Okay, must get some sleep, have to get up in two hours and do it all again!

Friday, January 2, 2009

Avalanche Warning: HIGH

image by GNFAC
Snowmobiler triggered avalanche near Cooke City

From the GNFAC this morning:



The full advisory will be posted and sent at 7:30 am

The Gallatin National Forest Avalanche Center continues a Backcountry
Avalanche Warning for the southern Gallatin and southern Madison Ranges, the Lionhead area near West Yellowstone, the mountains around Cooke City and the Washburn Range in northern Yellowstone National Park. Nearly continuous snowfall has kept the snowpack at its breaking point. Natural and human triggered avalanches have occurred on many slopes which have been reloaded by new snow and wind drifted snow. These slopes will produce more avalanches. With heavy snowfall predicted to occur today, the avalanche danger remains HIGH on all slopes. The snowpack is very unstable. Natural and human triggered avalanches are likely. Avalanche terrain and avalanche runout zones should be avoided.
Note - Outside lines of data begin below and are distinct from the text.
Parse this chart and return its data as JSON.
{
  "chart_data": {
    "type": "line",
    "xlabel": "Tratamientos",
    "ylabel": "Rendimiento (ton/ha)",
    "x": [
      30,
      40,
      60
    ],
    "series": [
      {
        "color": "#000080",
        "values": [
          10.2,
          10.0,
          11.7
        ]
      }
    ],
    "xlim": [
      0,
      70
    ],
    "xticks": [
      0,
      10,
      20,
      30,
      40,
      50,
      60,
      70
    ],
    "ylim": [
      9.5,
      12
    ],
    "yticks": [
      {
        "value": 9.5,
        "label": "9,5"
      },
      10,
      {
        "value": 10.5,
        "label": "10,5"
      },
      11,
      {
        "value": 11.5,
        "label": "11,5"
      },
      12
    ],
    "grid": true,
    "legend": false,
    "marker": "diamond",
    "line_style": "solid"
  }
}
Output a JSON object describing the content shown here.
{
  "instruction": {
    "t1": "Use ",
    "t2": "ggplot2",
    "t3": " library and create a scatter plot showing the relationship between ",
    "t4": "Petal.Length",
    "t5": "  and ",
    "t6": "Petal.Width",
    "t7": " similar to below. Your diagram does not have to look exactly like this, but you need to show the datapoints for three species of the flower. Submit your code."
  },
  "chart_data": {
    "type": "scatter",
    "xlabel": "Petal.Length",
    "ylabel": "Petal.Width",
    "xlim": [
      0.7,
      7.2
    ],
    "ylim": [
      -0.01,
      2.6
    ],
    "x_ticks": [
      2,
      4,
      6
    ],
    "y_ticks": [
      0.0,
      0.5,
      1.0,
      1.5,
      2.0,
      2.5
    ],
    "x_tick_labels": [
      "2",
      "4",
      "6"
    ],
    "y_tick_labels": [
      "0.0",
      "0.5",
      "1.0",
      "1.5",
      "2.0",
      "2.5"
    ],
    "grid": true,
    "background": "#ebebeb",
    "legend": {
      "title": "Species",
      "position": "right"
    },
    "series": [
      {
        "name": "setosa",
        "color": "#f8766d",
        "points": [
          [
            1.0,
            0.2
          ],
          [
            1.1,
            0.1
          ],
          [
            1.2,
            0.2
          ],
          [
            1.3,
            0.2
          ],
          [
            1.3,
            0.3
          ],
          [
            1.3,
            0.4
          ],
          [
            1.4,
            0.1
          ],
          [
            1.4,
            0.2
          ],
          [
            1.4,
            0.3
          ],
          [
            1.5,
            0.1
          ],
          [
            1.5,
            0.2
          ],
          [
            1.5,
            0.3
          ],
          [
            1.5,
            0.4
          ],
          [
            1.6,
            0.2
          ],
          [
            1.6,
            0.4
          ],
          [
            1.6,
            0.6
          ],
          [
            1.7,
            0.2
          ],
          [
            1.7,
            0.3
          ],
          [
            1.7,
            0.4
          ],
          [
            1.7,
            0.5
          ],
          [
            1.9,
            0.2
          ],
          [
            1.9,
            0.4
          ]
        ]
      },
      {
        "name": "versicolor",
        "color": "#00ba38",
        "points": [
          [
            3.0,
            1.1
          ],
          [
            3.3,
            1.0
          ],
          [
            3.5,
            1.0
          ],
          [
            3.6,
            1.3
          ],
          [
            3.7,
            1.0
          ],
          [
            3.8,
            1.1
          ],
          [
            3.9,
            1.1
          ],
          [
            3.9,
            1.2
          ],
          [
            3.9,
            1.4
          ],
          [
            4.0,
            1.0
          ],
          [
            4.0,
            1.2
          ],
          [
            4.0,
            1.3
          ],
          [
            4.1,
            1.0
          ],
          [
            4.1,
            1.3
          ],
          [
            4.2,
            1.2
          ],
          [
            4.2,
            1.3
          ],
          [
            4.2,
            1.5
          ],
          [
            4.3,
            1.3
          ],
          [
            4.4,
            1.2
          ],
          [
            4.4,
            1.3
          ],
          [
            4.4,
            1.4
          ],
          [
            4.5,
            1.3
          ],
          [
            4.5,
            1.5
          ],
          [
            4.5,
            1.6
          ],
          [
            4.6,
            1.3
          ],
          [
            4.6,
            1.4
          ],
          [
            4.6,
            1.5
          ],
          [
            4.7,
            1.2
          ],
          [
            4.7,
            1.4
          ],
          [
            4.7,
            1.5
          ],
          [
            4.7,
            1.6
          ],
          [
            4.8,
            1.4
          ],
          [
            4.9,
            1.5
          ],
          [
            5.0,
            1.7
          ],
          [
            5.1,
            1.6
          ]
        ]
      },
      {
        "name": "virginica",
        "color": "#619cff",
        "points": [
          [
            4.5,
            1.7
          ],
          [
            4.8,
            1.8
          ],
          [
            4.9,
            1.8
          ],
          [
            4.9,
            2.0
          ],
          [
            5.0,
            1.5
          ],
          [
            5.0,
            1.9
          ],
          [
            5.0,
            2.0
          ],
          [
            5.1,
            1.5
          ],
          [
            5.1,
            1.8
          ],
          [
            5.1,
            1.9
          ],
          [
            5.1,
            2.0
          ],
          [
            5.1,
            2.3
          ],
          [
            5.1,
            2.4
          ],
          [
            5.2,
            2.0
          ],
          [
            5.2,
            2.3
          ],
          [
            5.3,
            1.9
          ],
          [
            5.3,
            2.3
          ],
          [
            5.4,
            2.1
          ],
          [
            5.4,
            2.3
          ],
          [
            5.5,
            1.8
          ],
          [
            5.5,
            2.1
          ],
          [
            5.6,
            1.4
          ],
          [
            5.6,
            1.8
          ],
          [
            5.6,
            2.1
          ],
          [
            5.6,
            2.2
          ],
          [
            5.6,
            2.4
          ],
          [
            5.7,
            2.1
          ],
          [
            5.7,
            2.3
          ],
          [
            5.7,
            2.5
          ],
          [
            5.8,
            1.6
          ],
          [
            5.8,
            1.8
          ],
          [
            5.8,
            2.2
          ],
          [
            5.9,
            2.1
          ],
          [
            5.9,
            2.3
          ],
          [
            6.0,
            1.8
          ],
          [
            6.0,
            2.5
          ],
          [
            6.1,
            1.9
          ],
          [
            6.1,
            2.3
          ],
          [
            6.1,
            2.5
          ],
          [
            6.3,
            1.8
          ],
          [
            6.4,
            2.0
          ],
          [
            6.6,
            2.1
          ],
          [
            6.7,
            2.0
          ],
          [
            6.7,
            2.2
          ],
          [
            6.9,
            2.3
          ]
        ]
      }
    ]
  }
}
In the Bridger, northern Gallatin and northern Madison Ranges the avalanche danger is rated CONSIDERABLE.

This warning will either be terminated or updated by 6:30 a.m. on January 3, 2009

Thursday, January 1, 2009

Jack Skis the Bumps of Last Chance!

This morning I got to rip around with Jack, a little budding freestyler who enjoys launching of jumps under the chairlift and learning to ride the gullies. We mixed up some hard core discipline for his washy skis with lots of playtime, and Jack made HUGE changes in his skiing! Good work, Jack! For more Jack Videos, click here.

Happy Birthday, Mason!

Time to loose the training pants, you's a big boy now! Thanks for all the fun up on the ridge, and for being such a loverly hubby to my girl, Shan. Sorry we will miss the party tonight, Tom has the ick, so I'm on kid duty!